Papers
Topics
Authors
Recent
Search
2000 character limit reached

Forest of Model Trees

Updated 23 November 2025
  • Forest of model trees is an ensemble learning method where each tree partitions the input by data-adaptive hyperplanes and fits local linear models at the leaves.
  • It employs convolutional regularization and smooth C¹ blending to produce continuously differentiable regressors, enhancing robustness against input perturbations.
  • The training algorithm guarantees convergence by recursively fitting least-squares models with a tilt constraint, ensuring precise, low-variance predictions.

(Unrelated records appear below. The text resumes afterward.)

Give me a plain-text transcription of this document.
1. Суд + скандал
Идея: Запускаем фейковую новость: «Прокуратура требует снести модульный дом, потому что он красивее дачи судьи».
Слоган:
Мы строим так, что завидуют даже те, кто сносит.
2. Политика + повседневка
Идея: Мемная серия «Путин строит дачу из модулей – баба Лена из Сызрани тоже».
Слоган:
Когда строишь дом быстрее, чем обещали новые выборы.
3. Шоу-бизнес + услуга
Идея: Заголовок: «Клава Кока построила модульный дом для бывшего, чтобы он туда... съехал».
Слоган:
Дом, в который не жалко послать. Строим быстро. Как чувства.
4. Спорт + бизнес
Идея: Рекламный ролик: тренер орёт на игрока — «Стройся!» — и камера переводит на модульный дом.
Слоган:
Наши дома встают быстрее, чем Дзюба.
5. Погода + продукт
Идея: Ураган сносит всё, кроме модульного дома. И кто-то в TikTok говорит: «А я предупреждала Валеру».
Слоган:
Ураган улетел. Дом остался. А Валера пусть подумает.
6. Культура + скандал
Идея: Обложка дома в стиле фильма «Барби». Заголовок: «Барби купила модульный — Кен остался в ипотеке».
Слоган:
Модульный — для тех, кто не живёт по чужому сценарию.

A forest of model trees is an ensemble learning approach in which each base learner is a model tree—specifically, a tree that partitions the input space by means of data-adaptive hyperplanes at internal nodes and fits local linear models at the leaves. Recent developments focus on application domains such as function approximation over high-dimensional images, where the method leverages down-sampling, convolutional regularization, and smooth C¹ blending to produce continuously differentiable regressors with provable convergence guarantees (Armstrong, 16 Nov 2025). These model tree forests stand in contrast to classical piecewise constant decision tree ensembles, and are conceptually related to, but distinct from, transformation forests that aggregate local conditional distribution models in a parametric framework (Hothorn et al., 2017).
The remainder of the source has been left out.